Just like a real toddler
I'll admit it freely. I am a potty training wuss. My youngest is 19 months.
She's been carrying around the bjorn potty for a month. She's watched the Once
Upon a Potty video a zillion times. You would think that I would have learned
after the first two kids. The Potty video instructs kids NOT to empty the potty
onto their head. My wunderkinds take this as a challenge. Someone once told me
that kids under a certain age don't hear the word 'no' and 'don't'. You say
Don't jump on the couch! They hear "Jump on the couch! (WAHOO!) Seems to be
true in my house. Okay, back to potty training. Today we took a victory lap at
Target, in celebration of our successful trip to the DMV. That's right. I'm a
briber. Thing number 700 on the pre-kids list of THINGS I WILL NEVER DO. I
suggest to all newly pregnant women that they keep one of these lists. It's
great comedy a few years down the road. The oldest wanted a Pretty Pony. My
son wanted something in a Brachidactyl. I know my dinos, and there is no such
thing. But whatever. My youngest is the only one of my kids to have any
interest in baby dolls. She loves to be a little mother. Actually, now that I
think about it, she loves to bring the dolls to me for me to give them gok-gok
(her word for nursing.) I rock them and pat them while she beams at me. Maybe
she thinks it's funny to watch me play with dolls. Hmmm... We cruised the doll
aisle, and I saw a likely winner. The Potty Training Doll by Fisher Price.
She's made from that groovy vanilla smelling vinyl and comes with her own dolly
sized potty. Aha! We can act it out and praise the dolly! What a fabulous
learning tool! On the way home from Target, the baby fell asleep. The two big
kids abandoned their new toys for the chance to make the doll pee. After force
feeding the doll and filling the potty a few times, I took it away and dried off
the floor and cushions where they had been playing. When the baby woke up, we
showed her the doll, explained that she used the big girl potty and gave her the
sippy cup to feed her 'baby'. Four hours later, and I'm still finding wet spots.
The doll, rather than sedately using her potty, has been piddling all over the
house. Yo! Fisher Price! Let's fit this thing with a microchip that only
releases the water when her plastic butt is firmly planted on the potty, eh?

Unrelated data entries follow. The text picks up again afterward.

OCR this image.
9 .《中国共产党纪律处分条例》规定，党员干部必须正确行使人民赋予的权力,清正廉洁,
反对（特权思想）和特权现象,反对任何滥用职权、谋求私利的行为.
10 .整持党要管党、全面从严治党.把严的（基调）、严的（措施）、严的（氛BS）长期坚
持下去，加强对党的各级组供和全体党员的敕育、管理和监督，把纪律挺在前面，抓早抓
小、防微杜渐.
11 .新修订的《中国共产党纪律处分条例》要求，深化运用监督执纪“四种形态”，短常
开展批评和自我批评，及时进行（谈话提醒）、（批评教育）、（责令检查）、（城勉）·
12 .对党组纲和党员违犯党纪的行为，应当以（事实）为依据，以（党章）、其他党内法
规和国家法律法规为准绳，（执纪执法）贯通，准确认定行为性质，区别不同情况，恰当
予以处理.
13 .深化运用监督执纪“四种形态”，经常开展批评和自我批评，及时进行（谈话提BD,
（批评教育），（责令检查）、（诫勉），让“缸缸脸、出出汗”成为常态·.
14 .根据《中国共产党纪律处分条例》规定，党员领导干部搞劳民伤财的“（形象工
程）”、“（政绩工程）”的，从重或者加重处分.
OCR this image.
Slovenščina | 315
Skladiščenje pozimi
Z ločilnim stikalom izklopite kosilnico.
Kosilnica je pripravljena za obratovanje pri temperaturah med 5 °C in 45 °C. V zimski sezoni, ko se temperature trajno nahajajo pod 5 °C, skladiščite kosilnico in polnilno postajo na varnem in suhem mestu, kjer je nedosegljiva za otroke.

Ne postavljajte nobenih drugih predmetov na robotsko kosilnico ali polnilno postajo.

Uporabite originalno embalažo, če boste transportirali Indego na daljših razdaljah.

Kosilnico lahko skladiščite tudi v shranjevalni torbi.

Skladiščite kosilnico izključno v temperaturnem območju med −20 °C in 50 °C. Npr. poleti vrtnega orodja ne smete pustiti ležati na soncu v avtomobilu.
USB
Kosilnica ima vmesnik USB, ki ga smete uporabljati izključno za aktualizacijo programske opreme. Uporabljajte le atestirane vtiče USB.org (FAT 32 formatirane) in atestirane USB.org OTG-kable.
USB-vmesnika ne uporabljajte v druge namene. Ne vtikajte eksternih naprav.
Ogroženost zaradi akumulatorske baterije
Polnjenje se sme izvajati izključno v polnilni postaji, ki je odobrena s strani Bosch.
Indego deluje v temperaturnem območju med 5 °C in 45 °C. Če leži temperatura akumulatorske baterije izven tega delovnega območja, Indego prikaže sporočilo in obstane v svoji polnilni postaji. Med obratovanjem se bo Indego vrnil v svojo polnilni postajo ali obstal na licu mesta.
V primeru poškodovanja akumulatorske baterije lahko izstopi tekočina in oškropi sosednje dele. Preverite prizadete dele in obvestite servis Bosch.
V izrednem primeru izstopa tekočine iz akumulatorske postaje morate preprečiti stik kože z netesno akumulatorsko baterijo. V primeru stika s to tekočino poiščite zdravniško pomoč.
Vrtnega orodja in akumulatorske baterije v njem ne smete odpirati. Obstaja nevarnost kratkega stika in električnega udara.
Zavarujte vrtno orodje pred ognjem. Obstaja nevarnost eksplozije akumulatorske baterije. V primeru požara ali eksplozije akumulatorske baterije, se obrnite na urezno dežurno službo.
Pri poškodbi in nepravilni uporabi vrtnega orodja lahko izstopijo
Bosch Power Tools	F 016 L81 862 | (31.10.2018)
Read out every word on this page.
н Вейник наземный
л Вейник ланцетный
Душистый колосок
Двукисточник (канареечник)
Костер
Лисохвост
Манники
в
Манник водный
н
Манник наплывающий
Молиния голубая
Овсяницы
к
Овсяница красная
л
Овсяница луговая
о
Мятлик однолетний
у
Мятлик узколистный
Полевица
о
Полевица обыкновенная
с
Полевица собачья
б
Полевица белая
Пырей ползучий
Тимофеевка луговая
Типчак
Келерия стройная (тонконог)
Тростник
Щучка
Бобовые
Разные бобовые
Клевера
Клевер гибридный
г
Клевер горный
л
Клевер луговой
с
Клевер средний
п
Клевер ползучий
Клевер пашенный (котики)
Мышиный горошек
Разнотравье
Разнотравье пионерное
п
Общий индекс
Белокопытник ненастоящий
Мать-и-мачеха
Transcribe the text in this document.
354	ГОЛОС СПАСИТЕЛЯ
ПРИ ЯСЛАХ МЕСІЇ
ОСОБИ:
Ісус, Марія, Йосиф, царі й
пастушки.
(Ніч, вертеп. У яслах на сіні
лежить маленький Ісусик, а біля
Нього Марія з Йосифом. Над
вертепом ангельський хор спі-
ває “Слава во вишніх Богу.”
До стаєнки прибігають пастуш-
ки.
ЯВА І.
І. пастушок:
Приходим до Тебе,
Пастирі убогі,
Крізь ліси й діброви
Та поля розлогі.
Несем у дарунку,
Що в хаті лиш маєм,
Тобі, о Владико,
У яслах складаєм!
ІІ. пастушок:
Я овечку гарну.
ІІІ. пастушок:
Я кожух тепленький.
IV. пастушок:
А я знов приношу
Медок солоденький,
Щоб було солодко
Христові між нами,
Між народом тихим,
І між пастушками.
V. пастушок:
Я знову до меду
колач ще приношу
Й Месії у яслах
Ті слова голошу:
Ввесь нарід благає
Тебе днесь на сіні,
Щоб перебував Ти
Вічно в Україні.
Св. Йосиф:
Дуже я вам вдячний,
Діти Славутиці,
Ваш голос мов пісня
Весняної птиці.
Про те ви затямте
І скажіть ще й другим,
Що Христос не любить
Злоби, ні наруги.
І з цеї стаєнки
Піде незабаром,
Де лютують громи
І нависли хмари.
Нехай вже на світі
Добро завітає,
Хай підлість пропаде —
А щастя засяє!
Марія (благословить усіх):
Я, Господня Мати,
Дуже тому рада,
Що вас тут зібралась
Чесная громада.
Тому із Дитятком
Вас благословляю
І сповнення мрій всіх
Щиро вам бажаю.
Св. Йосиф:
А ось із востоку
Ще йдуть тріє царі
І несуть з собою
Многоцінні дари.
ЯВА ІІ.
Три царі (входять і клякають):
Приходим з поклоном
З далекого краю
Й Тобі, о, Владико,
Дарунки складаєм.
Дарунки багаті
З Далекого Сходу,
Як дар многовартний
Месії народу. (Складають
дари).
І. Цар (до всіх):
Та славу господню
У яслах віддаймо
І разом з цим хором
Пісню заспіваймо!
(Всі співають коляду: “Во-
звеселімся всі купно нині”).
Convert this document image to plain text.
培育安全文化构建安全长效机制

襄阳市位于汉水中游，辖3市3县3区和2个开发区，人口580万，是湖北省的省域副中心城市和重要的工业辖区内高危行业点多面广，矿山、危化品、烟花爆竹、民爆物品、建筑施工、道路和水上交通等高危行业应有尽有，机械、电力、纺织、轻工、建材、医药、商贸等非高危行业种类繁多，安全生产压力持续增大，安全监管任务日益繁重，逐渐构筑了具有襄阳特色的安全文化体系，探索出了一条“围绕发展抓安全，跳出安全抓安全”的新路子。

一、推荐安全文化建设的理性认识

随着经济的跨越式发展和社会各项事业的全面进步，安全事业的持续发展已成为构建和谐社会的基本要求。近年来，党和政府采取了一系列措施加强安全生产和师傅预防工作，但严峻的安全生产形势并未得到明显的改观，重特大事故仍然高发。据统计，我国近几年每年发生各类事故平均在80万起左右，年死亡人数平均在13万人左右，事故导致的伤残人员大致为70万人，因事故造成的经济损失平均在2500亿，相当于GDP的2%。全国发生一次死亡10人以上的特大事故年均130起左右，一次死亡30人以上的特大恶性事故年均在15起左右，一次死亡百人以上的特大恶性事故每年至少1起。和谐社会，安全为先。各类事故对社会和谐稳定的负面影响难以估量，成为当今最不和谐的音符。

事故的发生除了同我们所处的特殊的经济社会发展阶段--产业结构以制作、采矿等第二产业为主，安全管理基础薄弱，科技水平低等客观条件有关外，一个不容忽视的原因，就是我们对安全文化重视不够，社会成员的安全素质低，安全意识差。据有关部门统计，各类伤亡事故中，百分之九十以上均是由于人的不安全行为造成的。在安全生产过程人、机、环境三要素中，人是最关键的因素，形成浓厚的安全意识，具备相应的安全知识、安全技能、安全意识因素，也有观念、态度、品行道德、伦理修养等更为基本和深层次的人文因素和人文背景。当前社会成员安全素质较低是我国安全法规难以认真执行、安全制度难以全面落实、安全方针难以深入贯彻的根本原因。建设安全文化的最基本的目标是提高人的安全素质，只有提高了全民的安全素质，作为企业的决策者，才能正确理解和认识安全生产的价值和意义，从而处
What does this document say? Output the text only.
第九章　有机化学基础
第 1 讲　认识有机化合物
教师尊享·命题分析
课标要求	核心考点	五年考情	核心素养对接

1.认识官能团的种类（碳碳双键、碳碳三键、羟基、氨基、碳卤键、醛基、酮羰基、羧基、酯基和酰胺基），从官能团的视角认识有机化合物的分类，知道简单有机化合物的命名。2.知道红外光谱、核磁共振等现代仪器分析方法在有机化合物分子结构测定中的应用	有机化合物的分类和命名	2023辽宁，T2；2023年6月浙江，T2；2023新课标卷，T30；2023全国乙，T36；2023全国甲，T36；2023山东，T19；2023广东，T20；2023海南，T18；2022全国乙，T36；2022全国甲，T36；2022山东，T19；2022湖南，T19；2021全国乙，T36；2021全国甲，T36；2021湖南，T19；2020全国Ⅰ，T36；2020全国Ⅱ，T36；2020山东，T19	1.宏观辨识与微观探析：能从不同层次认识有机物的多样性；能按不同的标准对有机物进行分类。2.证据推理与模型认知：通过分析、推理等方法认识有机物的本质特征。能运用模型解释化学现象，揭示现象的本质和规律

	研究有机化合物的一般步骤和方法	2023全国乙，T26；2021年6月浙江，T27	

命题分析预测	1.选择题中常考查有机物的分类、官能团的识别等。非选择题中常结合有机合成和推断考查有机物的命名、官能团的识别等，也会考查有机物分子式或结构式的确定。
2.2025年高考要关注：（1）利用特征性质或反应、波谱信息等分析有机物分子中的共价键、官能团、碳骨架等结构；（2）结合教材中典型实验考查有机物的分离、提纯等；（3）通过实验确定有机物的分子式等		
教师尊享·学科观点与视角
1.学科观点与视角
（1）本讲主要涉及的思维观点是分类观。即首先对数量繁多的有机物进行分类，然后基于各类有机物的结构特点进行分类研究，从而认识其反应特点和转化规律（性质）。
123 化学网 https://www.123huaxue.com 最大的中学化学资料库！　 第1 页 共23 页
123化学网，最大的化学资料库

How hard could it be to do that? My potty training aids have once again
abandoned me in my hour of need. Instead of a helpful tool to show my toddler
the joys of using the big girl potty, I've gained another kid with bladder
control issues. It's so realistic I could scream. That's it. I'm inventing the
Potty Lock Electronic Peeing Doll. I'll be rich. Can't you just see it in the
Right Start or Sensational Beginnings catalog?